Come deve essere conservato e smaltito Calendula?

Requisiti Ufficiali di Conservazione e Smaltimento

Le preparazioni a base di Calendula devono essere conservate in conformità con l'etichettatura regolatoria per mantenere la stabilità e garantire la sicurezza. Il prodotto dovrebbe essere mantenuto a temperatura ambiente, tipicamente definita come compresa tra 20, C e 25, C.

Condizioni di Conservazione

  • Protezione Ambientale: Tenere il prodotto lontano dalla luce solare diretta e dal calore per prevenire il degrado.
  • Regole del Contenitore: Conservare il medicinale nel contenitore originale e assicurarsi che il tappo sia ben chiuso dopo ogni utilizzo. Non utilizzare il prodotto se i sigilli sono rotti.
  • Sicurezza: I prodotti devono essere conservati fuori dalla vista e dalla portata dei bambini.

Istruzioni per lo Smaltimento

La Calendula non utilizzata o scaduta deve essere smaltita in conformità con le normative locali.

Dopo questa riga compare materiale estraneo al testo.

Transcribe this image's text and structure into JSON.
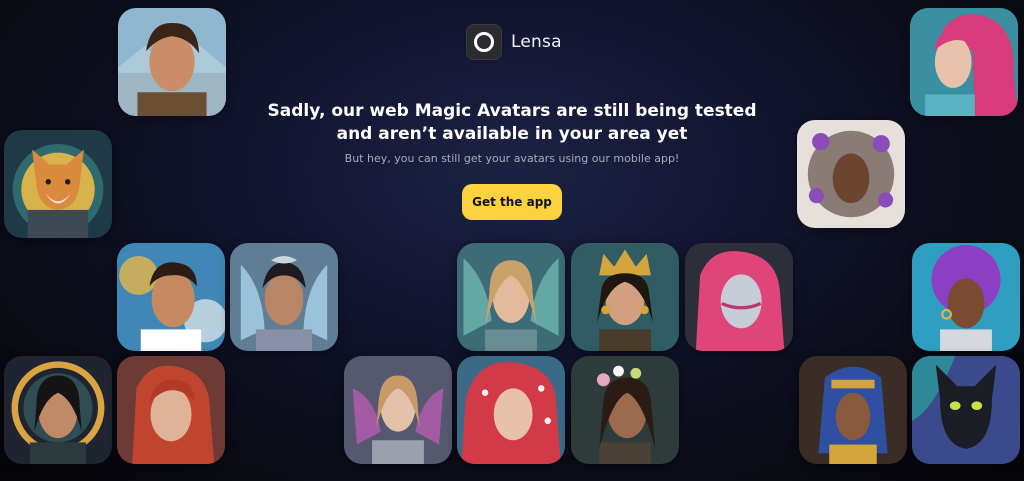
{
  "brand": {
    "name": "Lensa",
    "logo_icon": "lensa-ring-logo-icon"
  },
  "message": {
    "headline": "Sadly, our web Magic Avatars are still being tested\nand aren’t available in your area yet",
    "subline": "But hey, you can still get your avatars using our mobile app!"
  },
  "cta": {
    "label": "Get the app",
    "color": "#fcd33f"
  },
  "colors": {
    "background": "#0b0d1c",
    "headline_text": "#ffffff",
    "subline_text": "#a9aabb"
  },
  "avatars": [
    {
      "name": "brown-haired-man-mountains"
    },
    {
      "name": "shiba-inu-astronaut"
    },
    {
      "name": "young-man-colorful-paint"
    },
    {
      "name": "fairy-woman-blue-wings"
    },
    {
      "name": "woman-golden-halo"
    },
    {
      "name": "red-haired-woman"
    },
    {
      "name": "fairy-woman-purple-wings"
    },
    {
      "name": "blonde-woman-teal-wings"
    },
    {
      "name": "queen-golden-crown"
    },
    {
      "name": "pink-hair-silver-face"
    },
    {
      "name": "red-hair-mermaid-pearls"
    },
    {
      "name": "woman-flower-crown"
    },
    {
      "name": "pink-hair-mermaid"
    },
    {
      "name": "woman-flower-helmet"
    },
    {
      "name": "woman-purple-afro"
    },
    {
      "name": "pharaoh-man"
    },
    {
      "name": "black-cat-portrait"
    }
  ]
}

Non deve essere gettata nel WC o versata negli scarichi. Seguire le linee guida per lo smaltimento dei rifiuti domestici, che spesso comportano la miscelazione del prodotto con una sostanza indesiderata, oppure utilizzare i programmi di ritiro dei farmaci laddove disponibili.

Attenzione! Consultare sempre un medico o un farmacista prima di utilizzare pillole o medicinali.